Os ácidos graxos poli-insaturados desempenham funções importantes nos processos metabólicos e na estrutura das membranas celulares. Entre esses ácidos, se encontram os ácidos essenciais (que não podem ser sintetizados pelo organismo), sendo necessária a suplementação através da alimentação. Temos, portanto, a família do Ômega-3 (alfa-linolênico – ALA, eicosapentaenoico – EPA e docosahexaenoico – DHA) e a família Ômega-6 (ácido linoleico – LA e ácido araquidônico - AA). Esses ácidos não são produzidos endogenamente no organismo humano e de alguns animais devido à ausência de enzimas delta-12 e delta-15 dessaturases, com capacidade de inserir duplas ligações nos carbonos 3 e 6, a partir do radical metil da molécula dos ácidos carboxílicos.


A gestação é um período determinante para a saúde não apenas da mulher, mas, principalmente, do bebê. Por este motivo, é muito importante que a mãe receba uma alimentação saudável e equilibrada, incluindo os ácidos graxos poli-insaturados.


Os ácidos graxos poli-insaturados são considerados como nutriente fundamental para o perfeito desenvolvimento cerebral do bebê, tanto antes quanto após o nascimento. O Ômega-3 tem importante função na parte neurológica, formação da retina, desenvolvimento físico e cognitivo do bebê.


Os ácidos graxos Ômega-3 importantes para o ser humano são: o alfa-linolênico, o ácido eicosapentaenoico (EPA) e o ácido docosahexaenoico (DHA). O ácido alfa-linolênico é um ácido graxo (AG) pertencente à família Ômega-3, precursor dos ácidos DHA e EPA, além de ser essencial ao organismo. Esse ácido graxo é primordial para a síntese de leucotrienos, prostaglandinas e tromboxanos; possui atividades anticoagulante, anti-inflamatória, vasodilatadora e anti agregante. Podem ser encontrados em alimentos de origem vegetal (óleo de canola, óleo de linhaça, nozes e vegetais de folha verde escura). Tanto o EPA quanto o DHA são encontrados em peixes (sardinha, hadoque, cavala, salmão, arenque entre outros).


A dieta da mulher na gestação é de suma importância uma vez que o transporte do Ômega-3 se dá através da placenta, sendo depositado no cérebro e na retina do concepto. Ocorre também um acúmulo simultâneo nas glândulas mamárias durante esta fase.

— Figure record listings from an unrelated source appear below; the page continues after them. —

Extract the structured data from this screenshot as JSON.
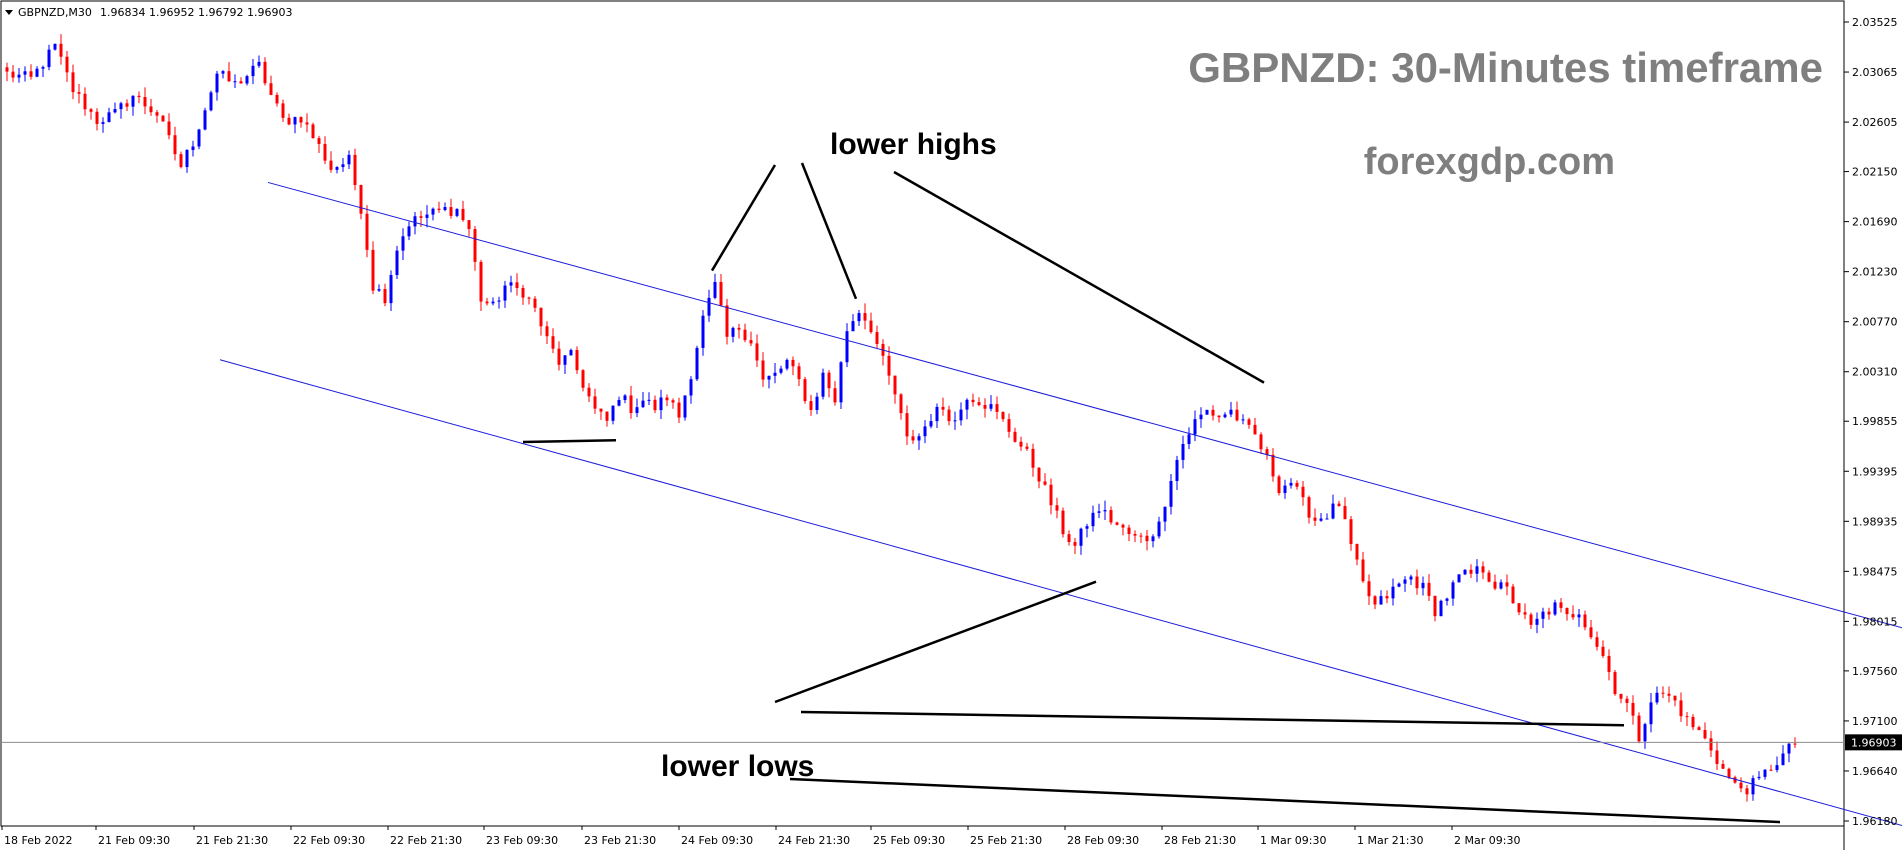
{
  "window": {
    "symbol_header": "GBPNZD,M30",
    "ohlc": [
      "1.96834",
      "1.96952",
      "1.96792",
      "1.96903"
    ]
  },
  "watermark": {
    "title": "GBPNZD: 30-Minutes timeframe",
    "site": "forexgdp.com"
  },
  "annotations": {
    "lower_highs": "lower highs",
    "lower_lows": "lower lows"
  },
  "colors": {
    "bull": "#0000ff",
    "bear": "#ff0000",
    "channel": "#1a1adb",
    "watermark": "#7f7f7f",
    "current_price_box": "#000000"
  },
  "chart_data": {
    "type": "candlestick",
    "symbol": "GBPNZD",
    "timeframe": "M30",
    "current_price": "1.96903",
    "ylim": [
      1.9605,
      2.0375
    ],
    "y_ticks": [
      "2.03525",
      "2.03065",
      "2.02605",
      "2.02150",
      "2.01690",
      "2.01230",
      "2.00770",
      "2.00310",
      "1.99855",
      "1.99395",
      "1.98935",
      "1.98475",
      "1.98015",
      "1.97560",
      "1.97100",
      "1.96640",
      "1.96180"
    ],
    "x_ticks": [
      "18 Feb 2022",
      "21 Feb 09:30",
      "21 Feb 21:30",
      "22 Feb 09:30",
      "22 Feb 21:30",
      "23 Feb 09:30",
      "23 Feb 21:30",
      "24 Feb 09:30",
      "24 Feb 21:30",
      "25 Feb 09:30",
      "25 Feb 21:30",
      "28 Feb 09:30",
      "28 Feb 21:30",
      "1 Mar 09:30",
      "1 Mar 21:30",
      "2 Mar 09:30"
    ],
    "price_path": [
      [
        0,
        2.0305
      ],
      [
        4,
        2.03
      ],
      [
        8,
        2.033
      ],
      [
        11,
        2.029
      ],
      [
        15,
        2.0262
      ],
      [
        18,
        2.0268
      ],
      [
        21,
        2.0285
      ],
      [
        25,
        2.0268
      ],
      [
        29,
        2.022
      ],
      [
        31,
        2.0242
      ],
      [
        35,
        2.0305
      ],
      [
        38,
        2.0295
      ],
      [
        42,
        2.0312
      ],
      [
        44,
        2.0285
      ],
      [
        46,
        2.0262
      ],
      [
        49,
        2.0265
      ],
      [
        52,
        2.0238
      ],
      [
        54,
        2.0218
      ],
      [
        57,
        2.0225
      ],
      [
        59,
        2.0182
      ],
      [
        61,
        2.011
      ],
      [
        63,
        2.01
      ],
      [
        65,
        2.0145
      ],
      [
        67,
        2.0168
      ],
      [
        70,
        2.0175
      ],
      [
        73,
        2.018
      ],
      [
        75,
        2.018
      ],
      [
        77,
        2.0162
      ],
      [
        79,
        2.0098
      ],
      [
        81,
        2.009
      ],
      [
        83,
        2.011
      ],
      [
        86,
        2.0105
      ],
      [
        88,
        2.0088
      ],
      [
        90,
        2.006
      ],
      [
        92,
        2.004
      ],
      [
        94,
        2.0045
      ],
      [
        96,
        2.002
      ],
      [
        98,
        1.9995
      ],
      [
        100,
        1.9985
      ],
      [
        102,
        2.001
      ],
      [
        104,
        1.9998
      ],
      [
        106,
        2.0005
      ],
      [
        108,
        1.9998
      ],
      [
        110,
        2.0008
      ],
      [
        112,
        1.999
      ],
      [
        114,
        2.003
      ],
      [
        116,
        2.008
      ],
      [
        118,
        2.011
      ],
      [
        120,
        2.0062
      ],
      [
        122,
        2.0072
      ],
      [
        124,
        2.006
      ],
      [
        126,
        2.0022
      ],
      [
        128,
        2.0028
      ],
      [
        130,
        2.004
      ],
      [
        132,
        2.0022
      ],
      [
        134,
        1.9995
      ],
      [
        136,
        2.0028
      ],
      [
        138,
        2.0005
      ],
      [
        140,
        2.007
      ],
      [
        142,
        2.0088
      ],
      [
        144,
        2.0072
      ],
      [
        146,
        2.004
      ],
      [
        148,
        2.001
      ],
      [
        150,
        1.9968
      ],
      [
        152,
        1.9972
      ],
      [
        154,
        1.999
      ],
      [
        156,
        1.9998
      ],
      [
        158,
        1.9985
      ],
      [
        160,
        2.001
      ],
      [
        162,
        2.0005
      ],
      [
        164,
        1.9998
      ],
      [
        166,
        1.9985
      ],
      [
        168,
        1.997
      ],
      [
        170,
        1.9955
      ],
      [
        172,
        1.9935
      ],
      [
        174,
        1.991
      ],
      [
        176,
        1.9885
      ],
      [
        178,
        1.987
      ],
      [
        180,
        1.9892
      ],
      [
        182,
        1.9905
      ],
      [
        184,
        1.9895
      ],
      [
        186,
        1.9885
      ],
      [
        188,
        1.9878
      ],
      [
        190,
        1.9878
      ],
      [
        192,
        1.989
      ],
      [
        194,
        1.9935
      ],
      [
        196,
        1.9965
      ],
      [
        198,
        1.9985
      ],
      [
        200,
        1.9995
      ],
      [
        202,
        1.999
      ],
      [
        204,
        1.9995
      ],
      [
        206,
        1.9982
      ],
      [
        208,
        1.9972
      ],
      [
        210,
        1.995
      ],
      [
        212,
        1.9925
      ],
      [
        214,
        1.993
      ],
      [
        216,
        1.991
      ],
      [
        218,
        1.9895
      ],
      [
        220,
        1.99
      ],
      [
        222,
        1.991
      ],
      [
        224,
        1.987
      ],
      [
        226,
        1.9835
      ],
      [
        228,
        1.9815
      ],
      [
        230,
        1.9825
      ],
      [
        232,
        1.9835
      ],
      [
        234,
        1.9842
      ],
      [
        236,
        1.9832
      ],
      [
        238,
        1.9812
      ],
      [
        240,
        1.9825
      ],
      [
        242,
        1.9842
      ],
      [
        244,
        1.9845
      ],
      [
        246,
        1.985
      ],
      [
        248,
        1.9835
      ],
      [
        250,
        1.983
      ],
      [
        252,
        1.9812
      ],
      [
        254,
        1.9795
      ],
      [
        256,
        1.9808
      ],
      [
        258,
        1.9815
      ],
      [
        260,
        1.9805
      ],
      [
        262,
        1.9812
      ],
      [
        264,
        1.979
      ],
      [
        266,
        1.977
      ],
      [
        268,
        1.974
      ],
      [
        270,
        1.9725
      ],
      [
        272,
        1.9695
      ],
      [
        274,
        1.973
      ],
      [
        276,
        1.9735
      ],
      [
        278,
        1.9728
      ],
      [
        280,
        1.971
      ],
      [
        282,
        1.97
      ],
      [
        284,
        1.9685
      ],
      [
        286,
        1.9665
      ],
      [
        288,
        1.965
      ],
      [
        290,
        1.9648
      ],
      [
        292,
        1.9655
      ],
      [
        294,
        1.9668
      ],
      [
        296,
        1.9678
      ],
      [
        298,
        1.969
      ]
    ],
    "channel": {
      "upper": {
        "from": [
          44,
          2.0205
        ],
        "to": [
          360,
          1.973
        ]
      },
      "lower": {
        "from": [
          36,
          2.0042
        ],
        "to": [
          330,
          1.9593
        ]
      }
    },
    "annotations": [
      {
        "text": "lower highs",
        "points": [
          [
            118,
            2.0124
          ],
          [
            142,
            2.0098
          ],
          [
            210,
            2.0021
          ]
        ]
      },
      {
        "text": "lower lows",
        "points": [
          [
            102,
            1.9968
          ],
          [
            182,
            1.9838
          ],
          [
            270,
            1.9706
          ],
          [
            296,
            1.9617
          ]
        ]
      }
    ]
  }
}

O depósito de DHA na retina e no córtex cerebral, em geral, no último trimestre de gestação e nos primeiros seis meses de vida intra-uterina, pode estender-se até os dois primeiros anos de vida do bebê.O fornecimento ideal de ácidos graxos é fundamental para o crescimento cerebral, principalmente, no primeiro trimestre de gravidez, período em que esse processo é maior.


A suplementação com alimentos contendo Ômega-3 na gestação pode reduzir as taxas de parto prematuro e melhorar de maneira significativa o peso do bebê ao nascer. Além disso, os ácidos graxos poli-insaturados de cadeia longa (AGPI CL) no cordão umbilical têm relação direta com o consumo destes ácidos pela mãe na gestação.

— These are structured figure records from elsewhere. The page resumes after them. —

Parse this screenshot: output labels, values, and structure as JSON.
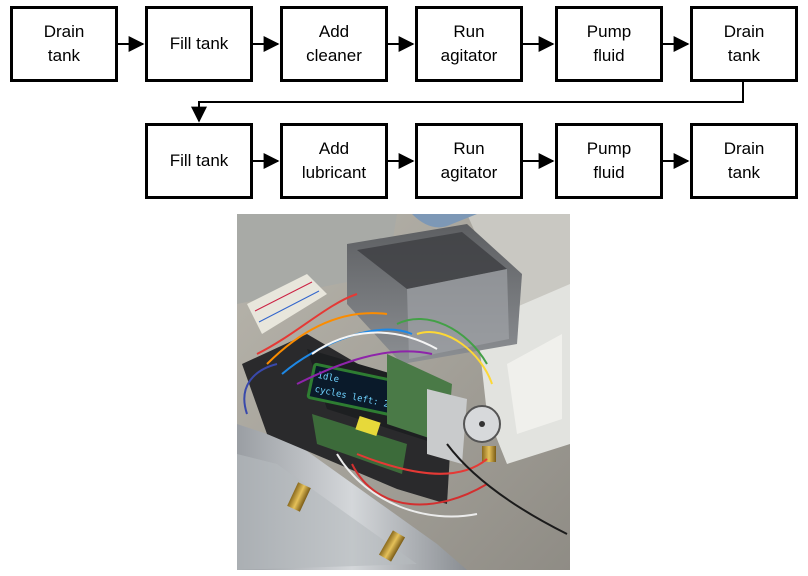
{
  "flowchart": {
    "row1": [
      {
        "label": "Drain\ntank"
      },
      {
        "label": "Fill tank"
      },
      {
        "label": "Add\ncleaner"
      },
      {
        "label": "Run\nagitator"
      },
      {
        "label": "Pump\nfluid"
      },
      {
        "label": "Drain\ntank"
      }
    ],
    "row2": [
      {
        "label": "Fill tank"
      },
      {
        "label": "Add\nlubricant"
      },
      {
        "label": "Run\nagitator"
      },
      {
        "label": "Pump\nfluid"
      },
      {
        "label": "Drain\ntank"
      }
    ]
  },
  "photo": {
    "lcd_line1": "Idle",
    "lcd_line2": "cycles left: 234"
  }
}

Ou seja, na gestação, período neonatal e toda a fase de crescimento do bebê, a oferta dos ácidos graxos em quantidades adequadas é de fundamental importância. O adequado aporte de Ômega-3 na gestação e no pós-natal tem influência positiva no desenvolvimento visual e no sistema nervoso do recém-nascido, influenciando também na inteligência e na intelectualidade do indivíduo na vida adulta.


Referências:

DA COSTA MARQUES, Mariana Barros; LEÃO, Paulo Roberto Dutra; DA SILVA JÚNIOR, Oacir Monteiro. Ômega 3 na gestação e seus benefícios. Femina, v. 46, n. 1, p. 54-58, 2018.


MEREY, Leila Simone Foerster et al. Ácidos graxos polinsaturados no sangue de gestantes suplementadas com ômega-3 e óleo de linhaça dourada. Interações (Campo Grande), v. 19, p. 845-853, 2018.